Die Ernte von Speisekürbissen in Deutschland hat im Jahr 2021 einen neuen Höchststand erreicht, mit einer Steigerung von 14,0 Prozent gegenüber dem Vorjahr. Dieser Rekordwert übertrifft alle bisherigen Erntemengen seit der erstmaligen Erfassung im Jahr 2006 und zeigt eine beeindruckende Entwicklung.

Deutlicher Anstieg der Anbauflächen

Die Ernte von Speisekürbissen in Deutschland hat im Jahr 2021 einen neuen Höchststand erreicht. Insgesamt wurden 99.100 Tonnen der orangefarbenen Früchte geerntet, was eine Steigerung von 14,0 Prozent gegenüber dem Vorjahr bedeutet. Dieser Wert übertrifft alle bisherigen Erntemengen seit der erstmaligen Erfassung im Jahr 2006.

Im Vergleich zum Jahr 2012, als 69.000 Tonnen Speisekürbisse geerntet wurden, ist die Menge um 43,6 Prozent gestiegen. Auch gegenüber dem vorherigen Rekordjahr 2017, in dem 92.200 Tonnen verzeichnet wurden, erhöhte sich die Erntemenge um 7,4 Prozent.
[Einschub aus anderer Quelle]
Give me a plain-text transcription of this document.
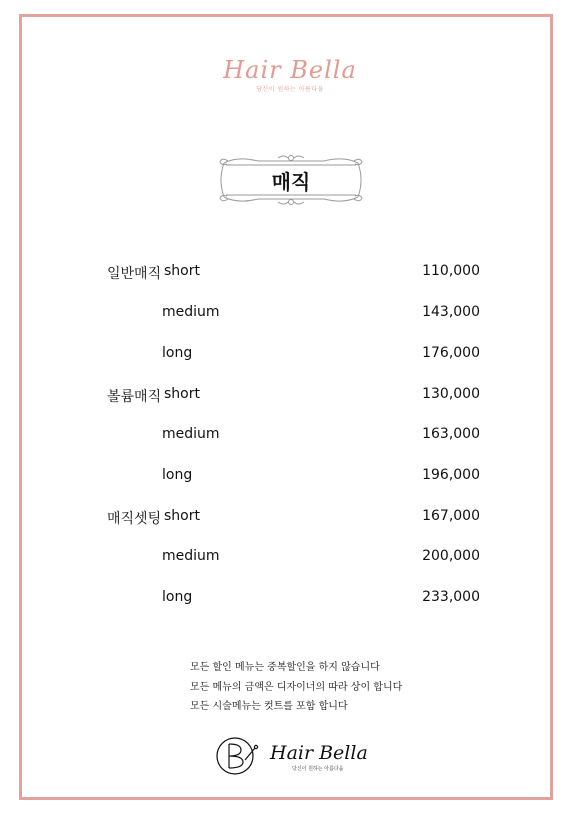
Hair Bella
당신이 원하는 아름다움
매직
일반매직 short	110,000
medium	143,000
long	176,000
볼륨매직 short	130,000
medium	163,000
long	196,000
매직셋팅 short	167,000
medium	200,000
long	233,000
모든 할인 메뉴는 중복할인을 하지 않습니다
모든 메뉴의 금액은 디자이너의 따라 상이 합니다
모든 시술메뉴는 컷트를 포함 합니다
Hair Bella
당신이 원하는 아름다움
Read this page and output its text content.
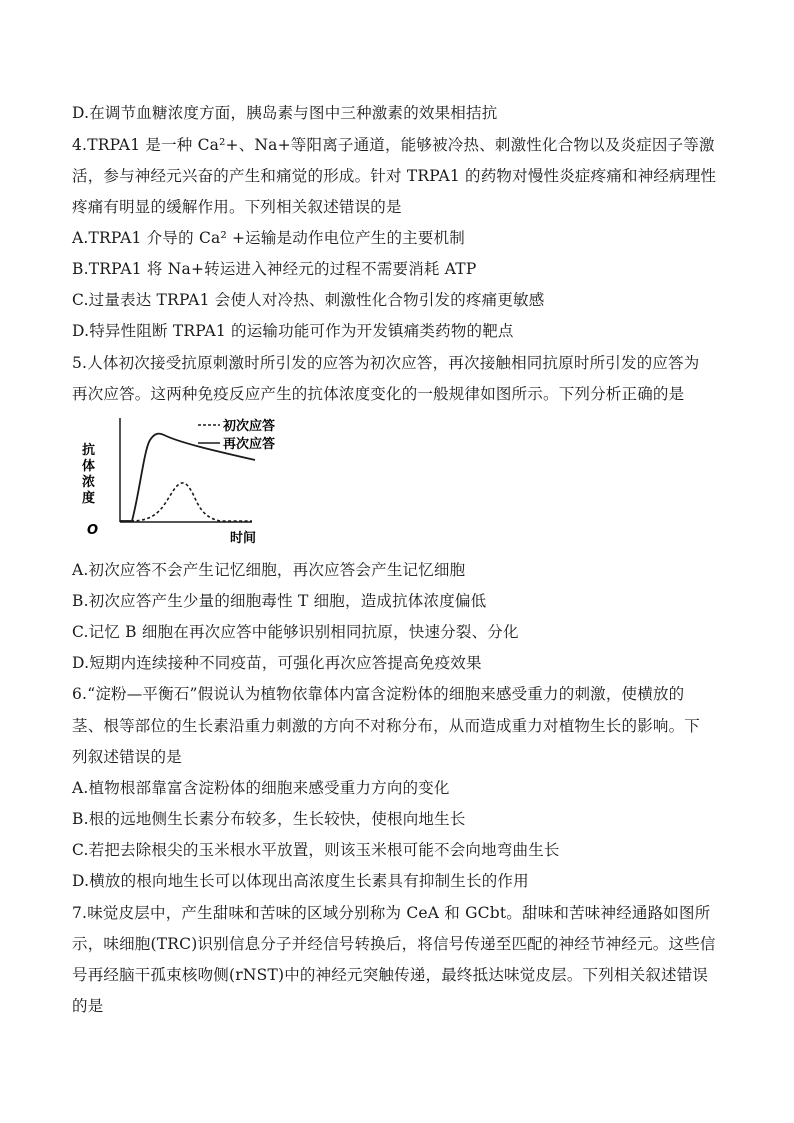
D.在调节血糖浓度方面，胰岛素与图中三种激素的效果相拮抗
4.TRPA1 是一种 Ca²+、Na+等阳离子通道，能够被冷热、刺激性化合物以及炎症因子等激
活，参与神经元兴奋的产生和痛觉的形成。针对 TRPA1 的药物对慢性炎症疼痛和神经病理性
疼痛有明显的缓解作用。下列相关叙述错误的是
A.TRPA1 介导的 Ca² +运输是动作电位产生的主要机制
B.TRPA1 将 Na+转运进入神经元的过程不需要消耗 ATP
C.过量表达 TRPA1 会使人对冷热、刺激性化合物引发的疼痛更敏感
D.特异性阻断 TRPA1 的运输功能可作为开发镇痛类药物的靶点
5.人体初次接受抗原刺激时所引发的应答为初次应答，再次接触相同抗原时所引发的应答为
再次应答。这两种免疫反应产生的抗体浓度变化的一般规律如图所示。下列分析正确的是
抗体浓度
O
时间
初次应答
再次应答
A.初次应答不会产生记忆细胞，再次应答会产生记忆细胞
B.初次应答产生少量的细胞毒性 T 细胞，造成抗体浓度偏低
C.记忆 B 细胞在再次应答中能够识别相同抗原，快速分裂、分化
D.短期内连续接种不同疫苗，可强化再次应答提高免疫效果
6.“淀粉—平衡石”假说认为植物依靠体内富含淀粉体的细胞来感受重力的刺激，使横放的
茎、根等部位的生长素沿重力刺激的方向不对称分布，从而造成重力对植物生长的影响。下
列叙述错误的是
A.植物根部靠富含淀粉体的细胞来感受重力方向的变化
B.根的远地侧生长素分布较多，生长较快，使根向地生长
C.若把去除根尖的玉米根水平放置，则该玉米根可能不会向地弯曲生长
D.横放的根向地生长可以体现出高浓度生长素具有抑制生长的作用
7.味觉皮层中，产生甜味和苦味的区域分别称为 CeA 和 GCbt。甜味和苦味神经通路如图所
示，味细胞(TRC)识别信息分子并经信号转换后，将信号传递至匹配的神经节神经元。这些信
号再经脑干孤束核吻侧(rNST)中的神经元突触传递，最终抵达味觉皮层。下列相关叙述错误
的是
Anbaufläche nahezu verdoppelt

Parallel zur steigenden Erntemenge hat sich auch die Anbaufläche für Speisekürbisse in Deutschland deutlich ausgedehnt. Im Jahr 2021 wurden auf gut 4.800 Hektar Freilandfläche Kürbisse angebaut. Dies entspricht einer Fläche, die etwa 6.800 Fußballfeldern gleichkommt.

Innerhalb von zehn Jahren hat sich die Anbaufläche nahezu verdoppelt. Im Jahr 2012 betrug die Anbaufläche noch 2.600 Hektar, was einem Zuwachs von 88 Prozent bis 2021 entspricht.